Jobless claims fell by 11,000 to 271,000 in the week ended Dec. 12, a report from the Labor Department showed Dec. 17. The median forecast in a Bloomberg News survey called for 275,000. Last week coincided with the period that the government surveys businesses and households to calculate payrolls and the jobless rate for December.

Steady demand has encouraged employers to hold the line on dismissals, keeping claims within a historically low range. Steady hiring and an unemployment rate that’s at more than a seven-year low help explain why Federal Reserve policymakers on Dec. 16 raised their benchmark interest rate for the first time in almost a decade.

“Claims are staying at historically very low levels, which shows the labor market is pretty tight,” said David Berson, chief economist at Nationwide Insurance in Columbus, Ohio, who correctly projected the level of applications. “For the bulk of the economy, demand for workers is reasonably high. Companies are hesitant to let workers go.”
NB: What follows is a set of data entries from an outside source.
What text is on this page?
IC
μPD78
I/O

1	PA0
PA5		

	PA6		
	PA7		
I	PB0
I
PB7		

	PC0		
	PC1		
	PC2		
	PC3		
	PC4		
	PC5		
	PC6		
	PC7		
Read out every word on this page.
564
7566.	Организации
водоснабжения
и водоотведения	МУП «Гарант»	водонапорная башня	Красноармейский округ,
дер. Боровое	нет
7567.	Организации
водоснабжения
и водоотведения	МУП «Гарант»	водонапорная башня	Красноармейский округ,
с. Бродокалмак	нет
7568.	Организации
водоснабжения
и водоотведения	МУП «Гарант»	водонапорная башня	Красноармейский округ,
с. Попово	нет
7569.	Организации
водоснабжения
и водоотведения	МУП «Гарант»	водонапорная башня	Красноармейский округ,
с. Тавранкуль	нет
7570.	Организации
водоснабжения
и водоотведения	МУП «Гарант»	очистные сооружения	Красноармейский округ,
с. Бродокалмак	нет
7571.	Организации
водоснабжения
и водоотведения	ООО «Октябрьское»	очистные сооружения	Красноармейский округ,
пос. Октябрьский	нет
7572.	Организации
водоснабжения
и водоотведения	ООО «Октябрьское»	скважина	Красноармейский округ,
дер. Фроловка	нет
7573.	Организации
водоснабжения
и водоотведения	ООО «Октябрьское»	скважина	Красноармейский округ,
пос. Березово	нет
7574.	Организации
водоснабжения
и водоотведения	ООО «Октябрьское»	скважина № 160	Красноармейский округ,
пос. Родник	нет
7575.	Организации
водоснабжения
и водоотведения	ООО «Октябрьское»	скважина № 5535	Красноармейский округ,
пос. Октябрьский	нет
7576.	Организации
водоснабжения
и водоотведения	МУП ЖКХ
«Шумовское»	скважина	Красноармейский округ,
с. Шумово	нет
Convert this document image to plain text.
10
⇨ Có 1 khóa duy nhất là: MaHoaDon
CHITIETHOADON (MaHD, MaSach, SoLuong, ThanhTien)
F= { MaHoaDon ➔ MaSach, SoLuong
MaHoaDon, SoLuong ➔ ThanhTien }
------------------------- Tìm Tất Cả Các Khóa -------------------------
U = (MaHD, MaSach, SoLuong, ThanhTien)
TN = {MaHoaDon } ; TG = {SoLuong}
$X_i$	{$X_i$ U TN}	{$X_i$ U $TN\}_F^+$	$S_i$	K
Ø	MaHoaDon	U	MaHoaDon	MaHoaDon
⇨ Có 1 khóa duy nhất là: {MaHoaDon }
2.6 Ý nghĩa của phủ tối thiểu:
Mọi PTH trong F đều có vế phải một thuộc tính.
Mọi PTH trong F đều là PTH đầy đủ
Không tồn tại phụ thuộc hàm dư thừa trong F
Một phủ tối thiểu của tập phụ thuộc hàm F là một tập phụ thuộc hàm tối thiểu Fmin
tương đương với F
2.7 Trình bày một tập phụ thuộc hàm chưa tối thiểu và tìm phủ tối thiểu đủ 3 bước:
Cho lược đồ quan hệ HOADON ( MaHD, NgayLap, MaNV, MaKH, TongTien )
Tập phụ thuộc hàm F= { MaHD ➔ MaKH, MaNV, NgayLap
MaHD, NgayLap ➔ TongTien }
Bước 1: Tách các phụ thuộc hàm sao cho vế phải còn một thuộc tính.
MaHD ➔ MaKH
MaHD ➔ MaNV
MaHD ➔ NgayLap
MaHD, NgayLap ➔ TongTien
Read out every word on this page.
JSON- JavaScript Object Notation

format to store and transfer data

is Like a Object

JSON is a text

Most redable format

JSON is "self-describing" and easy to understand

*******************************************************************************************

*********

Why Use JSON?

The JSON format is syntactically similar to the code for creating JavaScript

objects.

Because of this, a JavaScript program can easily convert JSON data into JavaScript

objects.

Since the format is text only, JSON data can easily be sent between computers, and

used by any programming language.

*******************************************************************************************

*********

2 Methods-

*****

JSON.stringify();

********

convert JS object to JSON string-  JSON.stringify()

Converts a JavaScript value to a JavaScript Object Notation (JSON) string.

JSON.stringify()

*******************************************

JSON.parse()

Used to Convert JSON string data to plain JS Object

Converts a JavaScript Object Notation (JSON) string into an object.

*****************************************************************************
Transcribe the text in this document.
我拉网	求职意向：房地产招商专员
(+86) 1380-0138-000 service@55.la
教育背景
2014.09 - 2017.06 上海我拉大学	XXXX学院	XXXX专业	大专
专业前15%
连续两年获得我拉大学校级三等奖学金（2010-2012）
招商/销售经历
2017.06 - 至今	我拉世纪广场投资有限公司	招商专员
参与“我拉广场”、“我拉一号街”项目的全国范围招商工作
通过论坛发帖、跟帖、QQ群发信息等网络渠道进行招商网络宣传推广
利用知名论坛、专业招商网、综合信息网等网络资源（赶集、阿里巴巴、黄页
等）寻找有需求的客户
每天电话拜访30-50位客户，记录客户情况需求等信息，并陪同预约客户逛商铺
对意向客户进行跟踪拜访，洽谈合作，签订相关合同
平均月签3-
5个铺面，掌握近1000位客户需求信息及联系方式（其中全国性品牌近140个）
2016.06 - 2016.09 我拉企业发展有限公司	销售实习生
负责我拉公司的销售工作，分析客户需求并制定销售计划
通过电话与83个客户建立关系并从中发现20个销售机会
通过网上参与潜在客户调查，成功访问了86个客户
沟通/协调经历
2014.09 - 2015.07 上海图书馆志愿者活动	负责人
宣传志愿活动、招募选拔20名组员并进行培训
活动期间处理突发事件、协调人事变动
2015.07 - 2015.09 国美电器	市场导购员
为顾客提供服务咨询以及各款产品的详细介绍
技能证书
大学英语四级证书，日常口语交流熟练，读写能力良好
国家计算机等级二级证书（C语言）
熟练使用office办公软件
While nothing unusual was in the data, claims for Louisiana were estimated because the state was switching to a new system for handling applications, according to the Labor Department.

Estimates of 46 economists in the Bloomberg survey for weekly jobless claims ranged from 230,000 to 284,000.

The four-week moving average, a less volatile measure than the weekly claims numbers, was little changed at 270,500 last week after 270,750. That compares with an average of 271,000 during the comparable employment survey period for November. The economy added 211,000 workers last month, more than projected, and the unemployment rate held at 5%.

The number of people continuing to receive jobless benefits also was little changed, at 2.24 million in the week ended Dec. 5. The unemployment rate among people eligible for benefits held at 1.7%. These data are reported with a one-week lag.

Initial jobless claims reflect weekly firings, and a sustained low level of applications has typically coincided with faster job gains. Many layoffs also may reflect company- or industry-specific causes, such as cost-cutting or business restructuring, rather than underlying labor market trends.

Fed policymakers, who concluded a two-day meeting Dec. 16, said “a range of recent labor market indicators, including ongoing job gains and declining unemployment, shows further improvement and confirms that underutilization of labor resources has diminished appreciably since early this year.”

The Federal Open Market Committee unanimously voted to set the new target range for the federal funds rate at 0.25% to 0.5%, up from zero to 0.25%. Policymakers separately forecast an appropriate rate of 1.375% at the end of 2016, the same as September, implying four quarter-point increases in the target range next year, based on the median number from 17 officials.

Another report Dec. 17 showed the current-account deficit widened 11.7% in the third quarter to $124.1 billion, the biggest gap since the last three months of 2008. The shortfall largely was accounted for by a decline in the surplus on primary income and more U.S. government grants to foreigners, according to the Commerce Department.